By 2018, Microsoft hopes to have. That's ambitious, to say the least. Microsoft's previous operating system, Windows 8 runs on less than 15 percent of the world's computers and its smartphone counterpart powers only 2.8 percent of the world's smartphones. Those poor figures are the primary reason developers have lost interest with Windows, analysts say.
For Nadella, the future of Windows is a unified platform for which developers can write code that runs on a variety of gadgets, from Raspberry Pi microcomputers powering robots all the way up to game consoles and holographic headsets like Microsoft's HoloLens.
"The challenge Microsoft still has is they have to get a critical mass of apps," said Merv Adrian, a Gartner analyst. "They have a lot of catching up to do."
So far, Nadella has made a convincing argument to attract developers.
"In general, the pace [of change] has been extraordinary," said Adrian, who sees Microsoft as a far more open company today than in the past. "That message sits very well with the developers," he said, "who see themselves as having a much larger audience" than just the Windows platform.
Whether developers buy into that vision remains to be seen, but "enthusiasm in the room was palpable" during Nadella's keynote, Adrian noted.
"Developers will be the deciding factor in the ultimate success of Nadella's 'mobile-first, cloud-first' vision," Geoff Blaber, vice president of Americas at CCS Insight, wrote in an analyst note following Nadella's keynote Wednesday. "Microsoft's strategy goes beyond Windows 10, but a successful launch and swift user adoption is crucial to create the foundation for Microsoft's business model transition."
At Build, Microsoft outlined how developers can beef up the Windows Phone platform, announcing tools to reuse Android and iOS code more easily.

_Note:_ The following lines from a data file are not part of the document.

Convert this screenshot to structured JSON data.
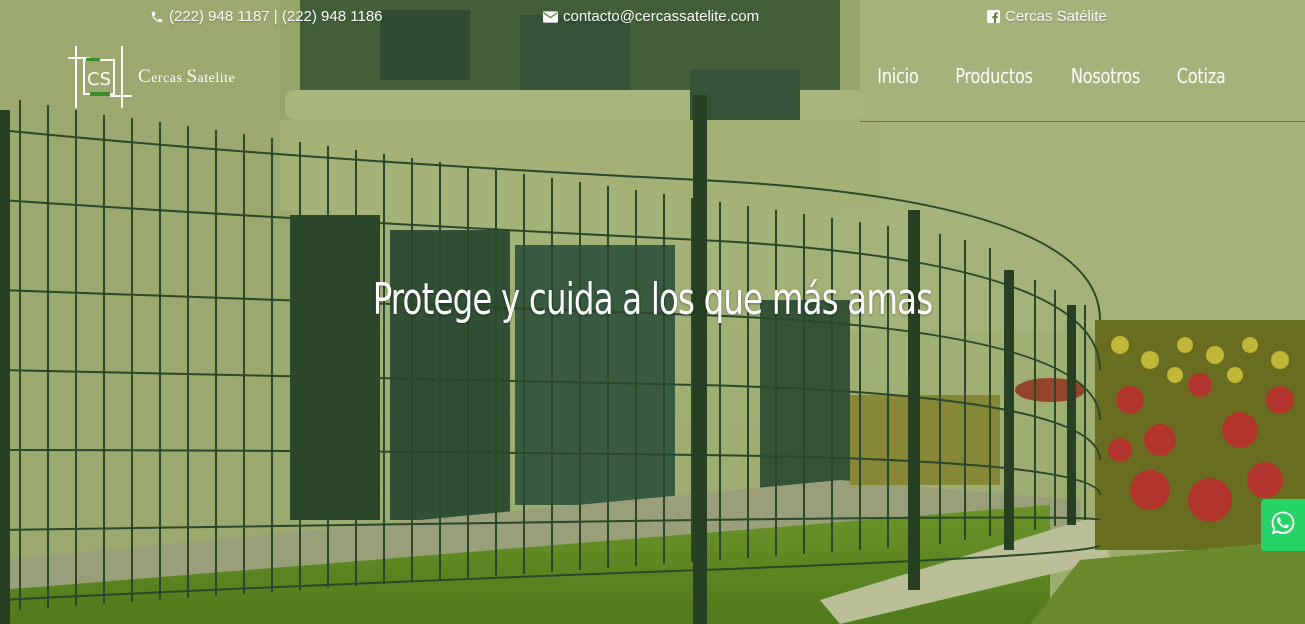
{
  "topbar": {
    "phone": "(222) 948 1187 | (222) 948 1186",
    "email": "contacto@cercassatelite.com",
    "facebook": "Cercas Satélite",
    "icons": [
      "phone-icon",
      "envelope-icon",
      "facebook-icon"
    ]
  },
  "brand": {
    "monogram": "CS",
    "name_cap1": "C",
    "name_rest1": "ercas ",
    "name_cap2": "S",
    "name_rest2": "atelite",
    "accent_color": "#3f8c2b"
  },
  "nav": {
    "items": [
      "Inicio",
      "Productos",
      "Nosotros",
      "Cotiza"
    ]
  },
  "hero": {
    "headline": "Protege y cuida a los que más amas",
    "overlay_color": "#5f7a2a"
  },
  "whatsapp": {
    "icon": "whatsapp-icon",
    "color": "#25d366"
  }
}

Now, instead of developing for each platform separately, app creators can convert software into the native languages of Apple and Google's platforms.
It's a bold move, but not without its complications; developers may never make apps specifically with Windows in mind if they can simply move the software over after-the-fact. "The decision to embrace Android and iOS applications is an imperfect solution to an undesirable problem," Blaber noted. "Nonetheless, it's a necessary move to attract developers otherwise lost to Apple and Google."

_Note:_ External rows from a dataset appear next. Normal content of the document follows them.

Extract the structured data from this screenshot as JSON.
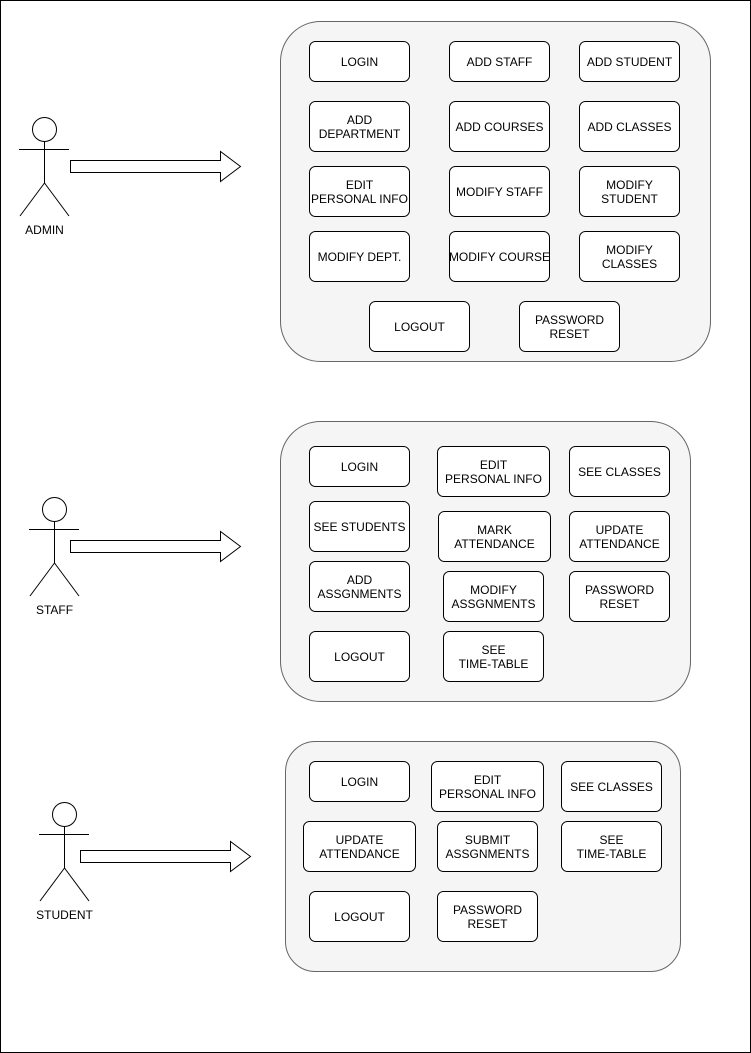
{
  "colors": {
    "container_fill": "#f5f5f5",
    "container_stroke": "#666666",
    "box_fill": "#ffffff",
    "stroke": "#000000"
  },
  "groups": [
    {
      "actor": "ADMIN",
      "actions": [
        "LOGIN",
        "ADD STAFF",
        "ADD STUDENT",
        "ADD DEPARTMENT",
        "ADD COURSES",
        "ADD CLASSES",
        "EDIT PERSONAL INFO",
        "MODIFY STAFF",
        "MODIFY STUDENT",
        "MODIFY DEPT.",
        "MODIFY COURSE",
        "MODIFY CLASSES",
        "LOGOUT",
        "PASSWORD RESET"
      ]
    },
    {
      "actor": "STAFF",
      "actions": [
        "LOGIN",
        "EDIT PERSONAL INFO",
        "SEE CLASSES",
        "SEE STUDENTS",
        "MARK ATTENDANCE",
        "UPDATE ATTENDANCE",
        "ADD ASSGNMENTS",
        "MODIFY ASSGNMENTS",
        "PASSWORD RESET",
        "LOGOUT",
        "SEE TIME-TABLE"
      ]
    },
    {
      "actor": "STUDENT",
      "actions": [
        "LOGIN",
        "EDIT PERSONAL INFO",
        "SEE CLASSES",
        "UPDATE ATTENDANCE",
        "SUBMIT ASSGNMENTS",
        "SEE TIME-TABLE",
        "LOGOUT",
        "PASSWORD RESET"
      ]
    }
  ]
}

Microsoft has also developed a modern Web browser,, to which it has plugged in its most ambitious new features, like the Cortana data assistant that's powered through its Bing search engine. With Office 365, the company's flagship software now sold as an annual subscription service, Microsoft is creating a system for developers to plug in other apps and services. That may help key products like Word, Excel and PowerPoint become invaluable to how businesses do work rather than more costly alternatives to free software from Google and others.
With Windows 10 on the horizon, Microsoft's ambitions will be put to the test. The company is believed to have missed the ball on mobile and arrived late to the party with the cloud. Both represent two critical computing revolutions that are still defining how we work, play, entertain and create and have spelled the end for a number of once-powerful technology companies that failed to keep up.
But perhaps it's yet another Nietzsche quote from which Nadella can draw wisdom for the future: "That which does not kill us makes us stronger."
Correction: A previous version of this article misstated Microsoft's overall desktop operating system market share. It is 91 percent, not 95 percent, according to NetMarketShare.